Value computed from an MCMC run used to check for convergence. If the run is successful ie. there's been a convergence, it will be close to 1
83
Clustering
Unsupervised learning technique to group similar data points into groups
84
Soft clustering
Assigns data points to clusters probabilistically by applying MLE to a Gaussian mixture model, rather than strictly assigning each point to single cluster
85
Gaussian mixture model
Probabilistic model that assumes data is generated from a mixture of several Gaussian distributions (type of soft clustering model)
86
Mixing coefficient
Represents the proportion of the kth component in the overall distribution as a probability between 0 and 1
87
Responsibility in mixture model
The probability that a specific data point was generated by a particular cluster in the model
88
K-means algorithm
- Randomly initialise K cluster centroids - Assign each data point to the closest cluster centroid based on Euclidean distance - Recompute the centroids by calculating the mean of all data points assigned to each cluster - Repeat the assignment and update steps until convergence ie. when the cluster assignments no longer change significantly
89
EM algorithm purpose and steps
MLE for Gaussian mixtures: Intialise by choosing starting variables for u (mean), covariance, pi Then compute iterations of: E step: Compute values for the responsibilities given the current parameter values M step: Re-estimate the parameters using the current responsibilities
90
Hinderance of EM algorithm
There is no guarantee that it will succeed in maximising the log-likelihood.
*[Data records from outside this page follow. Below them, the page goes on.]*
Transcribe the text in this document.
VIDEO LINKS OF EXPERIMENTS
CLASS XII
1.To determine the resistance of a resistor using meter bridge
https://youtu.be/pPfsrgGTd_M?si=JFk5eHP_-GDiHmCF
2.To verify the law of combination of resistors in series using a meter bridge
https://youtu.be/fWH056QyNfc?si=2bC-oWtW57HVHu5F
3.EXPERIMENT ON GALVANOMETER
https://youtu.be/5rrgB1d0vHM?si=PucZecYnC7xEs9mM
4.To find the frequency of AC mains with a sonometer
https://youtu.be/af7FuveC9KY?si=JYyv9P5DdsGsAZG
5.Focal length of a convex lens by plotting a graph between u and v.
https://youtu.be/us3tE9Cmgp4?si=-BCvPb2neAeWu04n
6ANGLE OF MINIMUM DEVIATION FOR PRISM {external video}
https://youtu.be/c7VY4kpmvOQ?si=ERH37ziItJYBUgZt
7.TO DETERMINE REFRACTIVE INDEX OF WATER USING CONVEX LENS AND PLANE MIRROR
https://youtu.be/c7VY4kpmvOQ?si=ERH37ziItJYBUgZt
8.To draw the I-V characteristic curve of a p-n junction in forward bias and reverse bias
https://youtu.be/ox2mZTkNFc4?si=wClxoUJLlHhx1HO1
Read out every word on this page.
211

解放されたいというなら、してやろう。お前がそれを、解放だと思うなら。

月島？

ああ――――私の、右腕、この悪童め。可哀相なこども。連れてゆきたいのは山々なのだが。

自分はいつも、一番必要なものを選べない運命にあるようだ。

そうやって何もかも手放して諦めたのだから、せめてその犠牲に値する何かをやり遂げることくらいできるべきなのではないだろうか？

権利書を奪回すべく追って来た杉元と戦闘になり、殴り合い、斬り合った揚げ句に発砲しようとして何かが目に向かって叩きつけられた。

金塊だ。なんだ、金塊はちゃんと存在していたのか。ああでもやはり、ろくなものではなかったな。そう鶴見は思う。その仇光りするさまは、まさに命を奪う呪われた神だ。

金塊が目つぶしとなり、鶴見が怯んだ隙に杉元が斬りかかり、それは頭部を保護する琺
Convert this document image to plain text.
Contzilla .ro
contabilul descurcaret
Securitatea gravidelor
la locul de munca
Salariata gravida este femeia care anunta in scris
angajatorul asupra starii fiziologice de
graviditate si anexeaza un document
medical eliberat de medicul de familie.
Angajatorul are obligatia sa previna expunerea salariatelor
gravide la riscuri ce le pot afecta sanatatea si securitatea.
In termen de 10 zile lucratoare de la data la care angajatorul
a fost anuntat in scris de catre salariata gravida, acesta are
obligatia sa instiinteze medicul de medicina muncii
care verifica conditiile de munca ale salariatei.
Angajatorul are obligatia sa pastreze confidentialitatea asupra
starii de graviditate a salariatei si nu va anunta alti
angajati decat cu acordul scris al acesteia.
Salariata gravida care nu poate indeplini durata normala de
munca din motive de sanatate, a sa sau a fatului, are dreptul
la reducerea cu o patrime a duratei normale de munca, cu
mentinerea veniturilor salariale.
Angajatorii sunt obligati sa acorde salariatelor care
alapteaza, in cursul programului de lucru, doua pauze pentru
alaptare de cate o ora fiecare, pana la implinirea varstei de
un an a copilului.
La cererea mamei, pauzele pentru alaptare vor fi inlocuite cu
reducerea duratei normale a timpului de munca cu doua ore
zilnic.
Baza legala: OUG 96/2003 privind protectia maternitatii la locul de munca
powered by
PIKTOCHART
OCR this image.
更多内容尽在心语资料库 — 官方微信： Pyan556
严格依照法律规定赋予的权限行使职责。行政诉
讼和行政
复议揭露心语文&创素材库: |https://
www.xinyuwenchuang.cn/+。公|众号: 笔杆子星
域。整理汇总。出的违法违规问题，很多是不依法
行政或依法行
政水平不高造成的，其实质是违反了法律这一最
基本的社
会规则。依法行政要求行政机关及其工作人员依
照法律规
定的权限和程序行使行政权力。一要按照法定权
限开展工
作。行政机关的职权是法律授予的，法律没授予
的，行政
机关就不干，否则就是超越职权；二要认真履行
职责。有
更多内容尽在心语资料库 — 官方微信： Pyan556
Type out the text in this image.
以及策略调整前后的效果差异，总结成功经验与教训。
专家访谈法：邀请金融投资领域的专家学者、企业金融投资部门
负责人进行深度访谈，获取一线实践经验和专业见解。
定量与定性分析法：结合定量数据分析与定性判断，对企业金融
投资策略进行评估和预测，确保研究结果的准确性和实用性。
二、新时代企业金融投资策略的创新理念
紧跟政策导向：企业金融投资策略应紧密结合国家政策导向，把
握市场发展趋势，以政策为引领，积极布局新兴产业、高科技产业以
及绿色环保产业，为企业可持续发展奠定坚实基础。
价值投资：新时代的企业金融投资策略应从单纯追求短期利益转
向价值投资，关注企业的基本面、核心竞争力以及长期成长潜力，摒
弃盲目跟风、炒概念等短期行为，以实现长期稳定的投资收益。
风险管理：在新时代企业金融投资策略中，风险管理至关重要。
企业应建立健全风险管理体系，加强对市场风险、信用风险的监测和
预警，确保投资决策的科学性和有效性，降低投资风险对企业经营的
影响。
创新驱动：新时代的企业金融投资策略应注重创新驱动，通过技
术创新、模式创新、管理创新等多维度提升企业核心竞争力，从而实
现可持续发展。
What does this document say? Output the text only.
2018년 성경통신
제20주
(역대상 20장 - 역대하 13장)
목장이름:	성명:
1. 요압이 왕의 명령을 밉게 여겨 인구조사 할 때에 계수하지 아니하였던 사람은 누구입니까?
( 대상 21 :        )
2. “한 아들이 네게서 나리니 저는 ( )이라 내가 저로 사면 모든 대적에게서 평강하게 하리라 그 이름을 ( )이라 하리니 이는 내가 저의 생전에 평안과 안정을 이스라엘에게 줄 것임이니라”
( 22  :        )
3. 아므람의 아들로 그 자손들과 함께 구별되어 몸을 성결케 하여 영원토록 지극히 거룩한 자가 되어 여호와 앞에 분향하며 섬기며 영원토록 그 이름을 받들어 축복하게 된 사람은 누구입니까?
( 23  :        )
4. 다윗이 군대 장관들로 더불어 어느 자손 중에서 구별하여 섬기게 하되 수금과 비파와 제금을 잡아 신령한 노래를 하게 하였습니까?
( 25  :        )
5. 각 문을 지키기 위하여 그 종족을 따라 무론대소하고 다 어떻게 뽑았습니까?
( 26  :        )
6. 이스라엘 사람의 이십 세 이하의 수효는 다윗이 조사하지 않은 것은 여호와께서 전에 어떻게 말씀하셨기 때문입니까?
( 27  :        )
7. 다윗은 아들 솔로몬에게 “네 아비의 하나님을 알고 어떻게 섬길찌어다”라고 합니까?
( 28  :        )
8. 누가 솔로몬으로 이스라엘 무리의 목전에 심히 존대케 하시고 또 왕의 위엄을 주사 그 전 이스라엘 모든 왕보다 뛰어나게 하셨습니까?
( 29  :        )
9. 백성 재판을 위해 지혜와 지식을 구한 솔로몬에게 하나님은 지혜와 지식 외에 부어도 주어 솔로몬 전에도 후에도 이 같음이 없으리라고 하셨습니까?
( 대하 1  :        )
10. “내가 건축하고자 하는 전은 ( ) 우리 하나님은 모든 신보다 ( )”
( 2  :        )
It may converge to a local maximum which is not a global maximum of the log-likelihood function.
91
3 EM equations
(log likelihood of observed data X given parameters theta) ln p(X∣θ)=L(q,θ)+KL(q∣∣p) (Lower bound on log-likelihood) L(q,θ)= (sum to Z) q(Z) ln(p(X,Z∣θ)/q(Z)) q(Z) = distribution over latent variables Z P(X, Z|θ) = joint probability of observed data X and latent variables Z given parameters (Kullback-Leibler divergence between probability distributions p1 and p2) KL(q||p)= -(sum to Z) q(Z) ln(p(Z∣X,θ)/q(Z))
92
Key fact about Kullback-Leibler
KL(q||p) ≥ 0 for any choice of q, so L(q, θ) ≤ ln p(X|θ).
93
What is increased in E-step?
We increase L(q, θ) by updating q (and leaving θ fixed)
94
What is increased in M step?
We increase L(q, θ) by updating θ (and leaving q fixed)
95
Why does the EM algorithm work?
After the E-step we have L(q, θ) = ln p(X|θ) (and so KL(q||p) = 0), so that in the following M-step increasing L(q, θ) will also increase ln p(X|θ).
96
What is the ReLU function and where is it not differentiable (what do we do here instead)?
Straight line with slope 1 for positive values of 𝑥 and a horizontal line at 0 for negative values of 𝑥. It is not differentiable at 0 but we just impose a gradient of 0.